What would you miss most when leaving Luxembourg?

Friends and family; Kënnbak an Träipen

What’s your advice for a newcomer to Luxembourg?

Try to join some local social clubs (music, sports, nature etc) and be active in local initiatives from your commune. It might require some courage and it might take some getting used to, but both sides will very much benefit from that effort. Luxembourgish people (outside academia at least) can be sometimes hard to getting to really know, but I believe (hope?) that in the end, it will be worth it. I've witnessed the change of our society during the last 30 years, and we owe a great deal of that development to the inflow of new talent and new ideas, so make sure to share them with the people around you.

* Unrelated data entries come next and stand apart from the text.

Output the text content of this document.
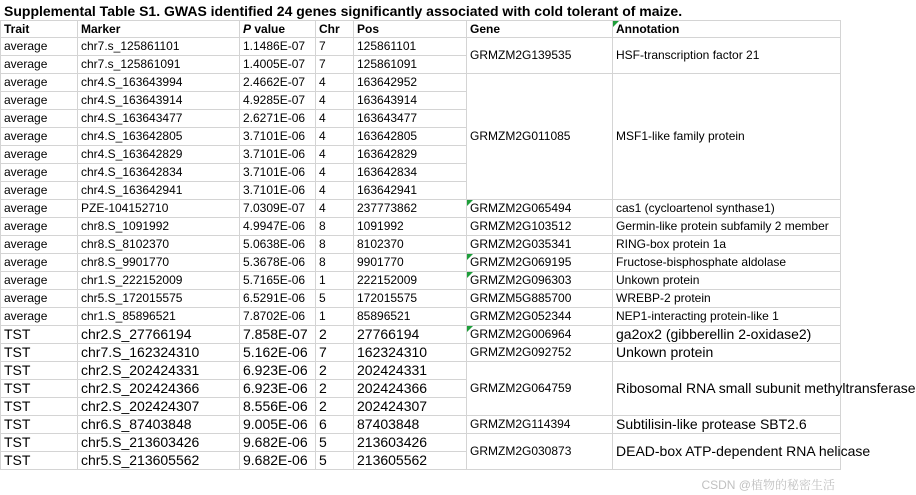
Supplemental Table S1. GWAS identified 24 genes significantly associated with cold tolerant of maize.
Trait	Marker	P value	Chr	Pos	Gene	Annotation
average	chr7.s_125861101	1.1486E-07	7	125861101	GRMZM2G139535	HSF-transcription factor 21
average	chr7.s_125861091	1.4005E-07	7	125861091		
average	chr4.S_163643994	2.4662E-07	4	163642952	GRMZM2G011085	MSF1-like family protein
average	chr4.S_163643914	4.9285E-07	4	163643914		
average	chr4.S_163643477	2.6271E-06	4	163643477		
average	chr4.S_163642805	3.7101E-06	4	163642805		
average	chr4.S_163642829	3.7101E-06	4	163642829		
average	chr4.S_163642834	3.7101E-06	4	163642834		
average	chr4.S_163642941	3.7101E-06	4	163642941		
average	PZE-104152710	7.0309E-07	4	237773862	GRMZM2G065494	cas1 (cycloartenol synthase1)
average	chr8.S_1091992	4.9947E-06	8	1091992	GRMZM2G103512	Germin-like protein subfamily 2 member
average	chr8.S_8102370	5.0638E-06	8	8102370	GRMZM2G035341	RING-box protein 1a
average	chr8.S_9901770	5.3678E-06	8	9901770	GRMZM2G069195	Fructose-bisphosphate aldolase
average	chr1.S_222152009	5.7165E-06	1	222152009	GRMZM2G096303	Unkown protein
average	chr5.S_172015575	6.5291E-06	5	172015575	GRMZM5G885700	WREBP-2 protein
average	chr1.S_85896521	7.8702E-06	1	85896521	GRMZM2G052344	NEP1-interacting protein-like 1
TST	chr2.S_27766194	7.858E-07	2	27766194	GRMZM2G006964	ga2ox2 (gibberellin 2-oxidase2)
TST	chr7.S_162324310	5.162E-06	7	162324310	GRMZM2G092752	Unkown protein
TST	chr2.S_202424331	6.923E-06	2	202424331	GRMZM2G064759	Ribosomal RNA small subunit methyltransferase
TST	chr2.S_202424366	6.923E-06	2	202424366		
TST	chr2.S_202424307	8.556E-06	2	202424307		
TST	chr6.S_87403848	9.005E-06	6	87403848	GRMZM2G114394	Subtilisin-like protease SBT2.6
TST	chr5.S_213603426	9.682E-06	5	213603426	GRMZM2G030873	DEAD-box ATP-dependent RNA helicase
TST	chr5.S_213605562	9.682E-06	5	213605562		
CSDN @植物的秘密生活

What are your key objectives in your work?

  • Increase participation in Horizon Europe programme

  • Increase success rates of that participation

  • Foster new collaborations (cross-sectoral or (inter)national)

What is your favourite thing to do in Luxembourg?

Traveling abroad. Also: enjoying the outdoors, cooking, photography, gardening

Which 3 adjectives would you use to describe Luxembourg?

  • Dynamic

  • Reliable

  • Diverse

What was the most rewarding experience in your job so far?

I got a box of chocolates ones. But in all seriousness, seeing the impact that you can have in particular on young researchers that are in a position that I've been in not so long ago. Some of them will fail in obtaining the funding they were looking for, but for most, I hope, the learning experience has been a valuable lesson that will be applied to other challenges.